We live in the age of the playlist. Spotify, today’s most important tastemaker for the discerning audiophile, is known not for its catalog of beloved albums or ability to accurately recommend esoteric ones but for its algorithmic generation of satisfying, customized playlists for each user. Pop stars are citing “the playlists [they] grew up with” as inspiration, invoking a phrase that, to someone like me who grew up before the age of playlists, barely seems to make sense. Clearly, the era of the album has long since passed and we are firmly entrenched in the era of the playlist.
Arguments in favor of playlists are easy and abundant and, to be fair, no less valid for their availability. Playlists are endlessly customizable, they can track any given mood exactly as its listeners desire, they eliminate the endless filler that has crowded so many albums over the years, leaving only the choicest cuts, the best of the best. There are no unwanted lulls in playlists, only hit after hit after hit, shot after shot of auditory amphetamine.
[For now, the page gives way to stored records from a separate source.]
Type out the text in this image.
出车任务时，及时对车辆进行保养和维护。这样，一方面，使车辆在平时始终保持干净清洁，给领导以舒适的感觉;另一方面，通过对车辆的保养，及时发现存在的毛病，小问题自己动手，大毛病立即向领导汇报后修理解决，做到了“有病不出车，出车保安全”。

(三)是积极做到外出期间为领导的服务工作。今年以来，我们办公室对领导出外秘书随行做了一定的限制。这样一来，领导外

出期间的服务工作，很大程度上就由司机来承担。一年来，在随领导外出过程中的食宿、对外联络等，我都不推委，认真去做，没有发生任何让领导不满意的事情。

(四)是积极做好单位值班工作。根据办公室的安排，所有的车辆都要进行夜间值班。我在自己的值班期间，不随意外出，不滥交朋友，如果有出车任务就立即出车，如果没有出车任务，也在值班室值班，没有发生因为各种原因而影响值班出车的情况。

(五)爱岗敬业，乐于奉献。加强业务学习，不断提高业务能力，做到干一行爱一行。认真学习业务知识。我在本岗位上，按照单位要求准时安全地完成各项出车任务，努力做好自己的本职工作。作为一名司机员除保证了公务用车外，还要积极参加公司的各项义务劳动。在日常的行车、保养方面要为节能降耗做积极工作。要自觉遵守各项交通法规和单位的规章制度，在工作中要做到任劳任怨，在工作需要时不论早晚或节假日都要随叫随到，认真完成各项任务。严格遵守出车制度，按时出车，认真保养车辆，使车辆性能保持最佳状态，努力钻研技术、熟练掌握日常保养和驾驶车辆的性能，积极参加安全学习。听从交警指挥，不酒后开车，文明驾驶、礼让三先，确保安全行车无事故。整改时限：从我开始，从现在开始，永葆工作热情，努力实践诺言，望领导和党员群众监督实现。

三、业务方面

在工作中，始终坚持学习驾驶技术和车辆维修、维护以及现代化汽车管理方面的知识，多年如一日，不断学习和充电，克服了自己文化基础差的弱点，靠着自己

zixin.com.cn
Playlists also offer a variety that albums definitionally can’t match. A playlist is a sampler platter, a sonic social media feed of different voices stacked back to back to back. Compared to albums, playlists are a more efficient way to consume a broader range of music. In an increasingly connected, hyper-paced world, the playlist is the most logical way to expose yourself to a wide selection of music.
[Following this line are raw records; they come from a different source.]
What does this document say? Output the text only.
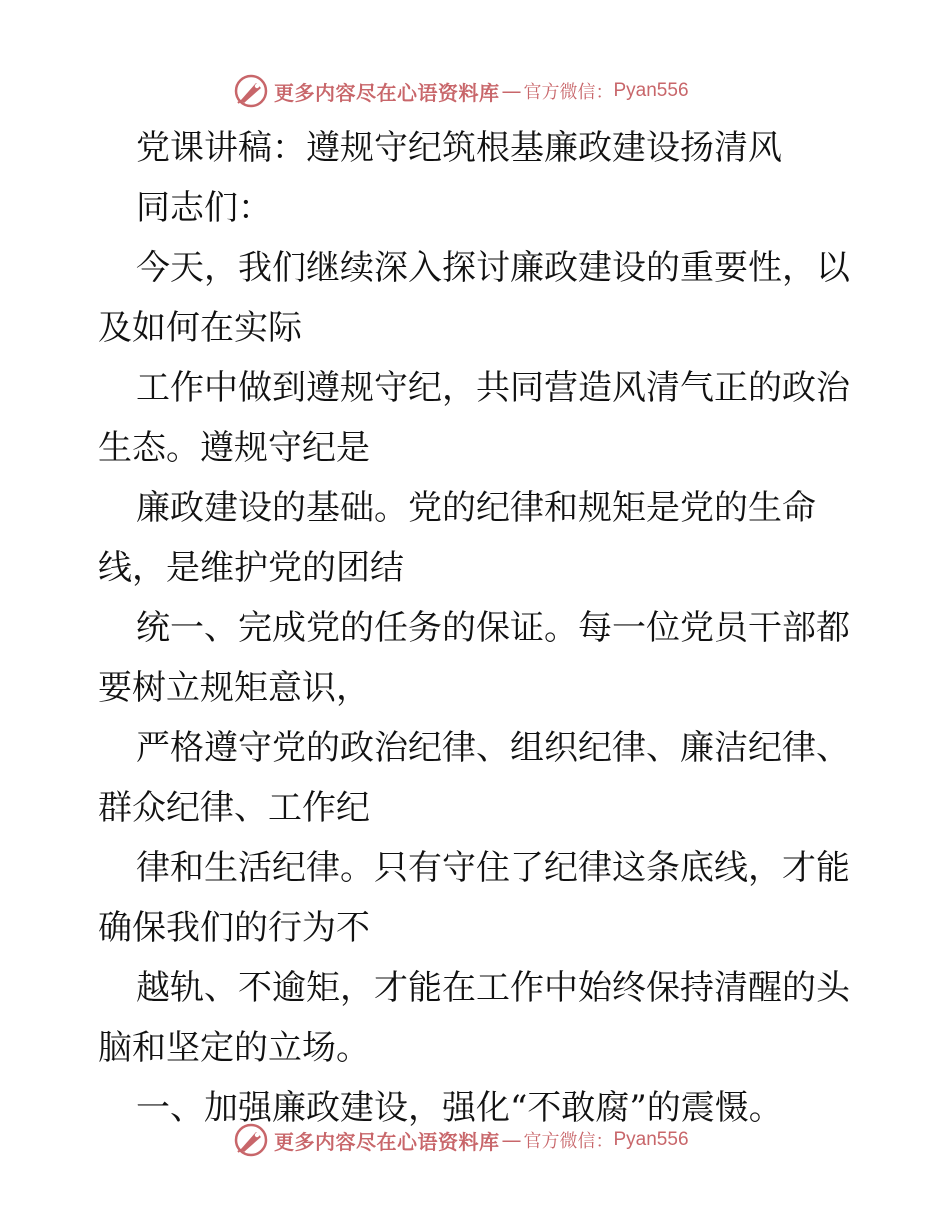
更多内容尽在心语资料库 — 官方微信： Pyan556
党课讲稿：遵规守纪筑根基廉政建设扬清风
同志们：
今天，我们继续深入探讨廉政建设的重要性，以
及如何在实际
工作中做到遵规守纪，共同营造风清气正的政治
生态。遵规守纪是
廉政建设的基础。党的纪律和规矩是党的生命
线，是维护党的团结
统一、完成党的任务的保证。每一位党员干部都
要树立规矩意识，
严格遵守党的政治纪律、组织纪律、廉洁纪律、
群众纪律、工作纪
律和生活纪律。只有守住了纪律这条底线，才能
确保我们的行为不
越轨、不逾矩，才能在工作中始终保持清醒的头
脑和坚定的立场。
一、加强廉政建设，强化“不敢腐”的震慑。
更多内容尽在心语资料库 — 官方微信： Pyan556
But there’s still something special about listening to an entire album, front to back. Time is our most valuable asset and to turn a block of it over to a lone artist, allowing them to express a singular vision, is a distinct act of trust. To listen to an album from front to back is to allow patience to be a part of your listening, to force yourself to remember that not all satisfaction must be instantaneous. If listening to a playlist is like scrolling through a social media feed, a constant barrage of fast-hitting dopamine rushes, then listening to a full album is like going on a dinner date, languorous and intimate. There’s joy to be had in both, of course, but love, I think, is more likely to bloom from one than the other.